Seva nyengir sambil melihat isi rumah itu, berantakan, penuh dengan buku yang berserakan. "Enak juga ya kalau punya rumah sendiri, nggak tinggal di asrama terus..." kata si Seva.
"Ya sudah, keluar aja, tinggal di sini sama aku..." kata si Lado.
"Aku bisa digantung bapakku!" Seva tertawa, "Katanya mau disuguhi kopi, Do..."
"Ya bentar, kupesankan di depan..." kata si Lado yang kemudian meninggalkan dua temannya itu.
"Enak ya kerja di partai, bisa punya rumah di Tiflis..." kata si Seva saat Lado meninggalkannya bersama Soso yang asyik melihat-lihat buku-buku yang terserak.

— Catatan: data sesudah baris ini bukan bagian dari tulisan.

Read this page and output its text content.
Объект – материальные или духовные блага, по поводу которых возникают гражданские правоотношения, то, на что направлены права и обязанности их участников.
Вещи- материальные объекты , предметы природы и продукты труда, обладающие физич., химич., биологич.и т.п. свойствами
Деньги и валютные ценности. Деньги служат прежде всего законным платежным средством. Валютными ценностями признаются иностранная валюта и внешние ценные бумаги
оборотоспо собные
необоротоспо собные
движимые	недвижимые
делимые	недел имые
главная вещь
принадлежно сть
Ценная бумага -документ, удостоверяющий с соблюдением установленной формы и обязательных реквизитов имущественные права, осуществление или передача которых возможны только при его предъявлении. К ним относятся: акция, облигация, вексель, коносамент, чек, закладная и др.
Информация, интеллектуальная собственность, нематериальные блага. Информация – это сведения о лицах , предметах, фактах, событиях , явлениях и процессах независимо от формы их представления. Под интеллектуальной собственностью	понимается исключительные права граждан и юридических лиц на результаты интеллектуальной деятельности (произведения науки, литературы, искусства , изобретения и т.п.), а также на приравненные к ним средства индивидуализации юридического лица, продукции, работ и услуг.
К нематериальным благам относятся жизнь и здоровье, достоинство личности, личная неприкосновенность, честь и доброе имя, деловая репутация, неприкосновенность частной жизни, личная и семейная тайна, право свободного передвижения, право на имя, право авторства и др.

"Dia masih nyewa.." jawab Soso.
"Ya sama aja, sewa rumah segede ini kan mahal. Apalagi di sini kan kawasan elit, tempat orang-orang kaya Jerman tinggal..." kata si Seva.
Soso diam, ia menemukan satu buku yang menarik di antara tumpukan buku-buku yang lain, Bsy[1] yang ditulis oleh Fyodor Dostoevsky, nama yang sudah cukup akrab, tapi ia belum pernah membacanya. Saat si Seva masih mengagumi rumah tempat tinggal si Lado, Soso mulai membacanya.
Tak lama, Lado kembali dengan tiga cangkir kopi. Soso bergabung dengan dua temannya sambil membawa buku itu. "Bisa kupinjam buku ini, Do?" tanyanya pada Lado.
"Bawa aja, aku sudah selesai membacanya," jawabnya. "Mungkin bagus supaya kau mulai berpikir tentang revolusi!"
Soso tak melanjutkan bacaannya. Nanti saja, ia akan membawa buku itu ke asrama dan mencari kesempatan untuk membacanya. Lado mengambil dua buah cangklong dan memberikan salah satunya kepada Soso. Ia juga mulai mengisinya dengan tembakau dan membaginya juga dengan Soso. Soso menikmati cangklongnya sendirian, sementara si Lado harus 'mengajari' dulu si Seva menikmati kopi dan tembakau.